What that basic phrase - “business strategy” - belies is the many little things that you have to get right to ensure a company is running as it should. You have to look at logistics, productivity, ensuring employees are happy, acing your customer service - the list goes on and on.

Unfortunately, the miasma of competing ideas and importance, one major area can be overlooked. It’s overlooked for the basic fact that it seems so… basic. It’s something that just happens - in fact, without it, your business doesn’t function at all. And given that it’s such a fundamental, it’s too easy to ignore it.

What is the mythical “it”?

Source

Communication Is Key

The way you communicate in a business can take many different forms. It can be how you phrase an email, the way you instruct your staff, the language you use during business interactions. It can be the informal group chat you run with your staff so you can all touch base or the precise business-like language of your marketing materials. The importance of getting these little touches right is essential - and the method of communication you use is crucial too.

Focusing on the business environment itself, the way you speak to your colleagues and employees is vital in maintaining an image you wish to project. The same is true in the way you write and even down to those informal text messages you might send to an employee you are on friendly terms with.

Do

  • Be clear and forthright. If imparting important information, keep the sentences clear and punchy.

  • Always be willing to answer questions rather than just expecting them to understand. You might have missed out an important section that you think goes without saying, but which others need to reaffirm.

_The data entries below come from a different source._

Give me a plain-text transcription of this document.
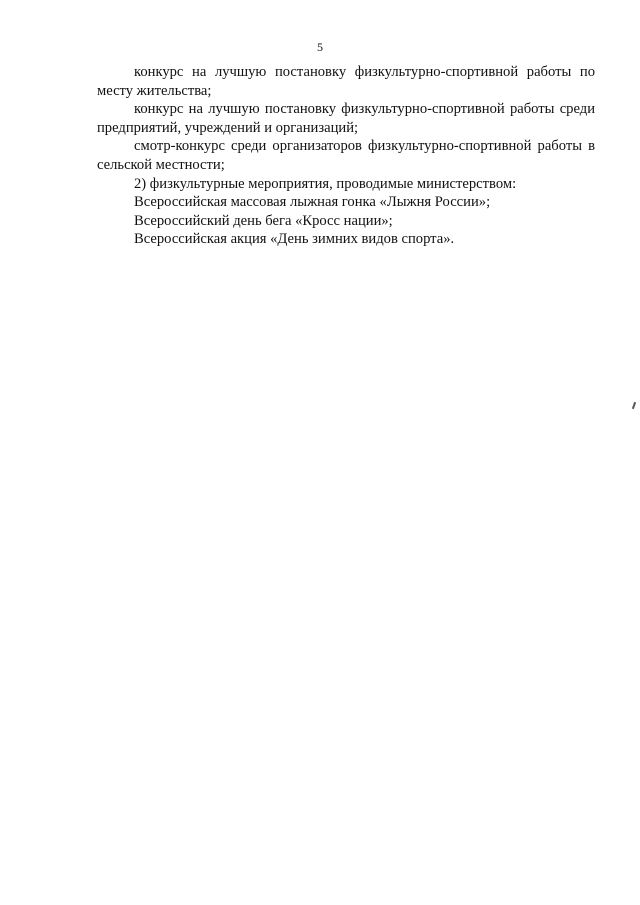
5

конкурс на лучшую постановку физкультурно-спортивной работы по месту жительства;

конкурс на лучшую постановку физкультурно-спортивной работы среди предприятий, учреждений и организаций;

смотр-конкурс среди организаторов физкультурно-спортивной работы в сельской местности;

2) физкультурные мероприятия, проводимые министерством:

Всероссийская массовая лыжная гонка «Лыжня России»;

Всероссийский день бега «Кросс нации»;

Всероссийская акция «День зимних видов спорта».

  • Let tech help you out. Whether it’s bringing in the likes of Hin Chong Engineering to install a dumbwaiter or doing a weekly email to sum up all the changes through the past seven days, there are ways and means of ensuring your message gets where it needs to go.

Don’t

  • Use doublespeak. It’s unproductive; you want people to always know where they stand with you and what your expectations are.

  • Drop hints. If you want something doing, have the confidence to go ahead and ask for it.

  • Assume everyone has received a message. If you send an important email, ask that people respond to it so you know that it’s been received. Tech glitches can happen, as can accidental deletions. If it matters that everyone sees it, keep a checklist of responses so you know everyone has seen it.

  • Use unprofessional language. Profanity has its place in human language - anyone who has ever stepped on an upturned plug can attest to that! - but it’s definitely not useful in an office environment.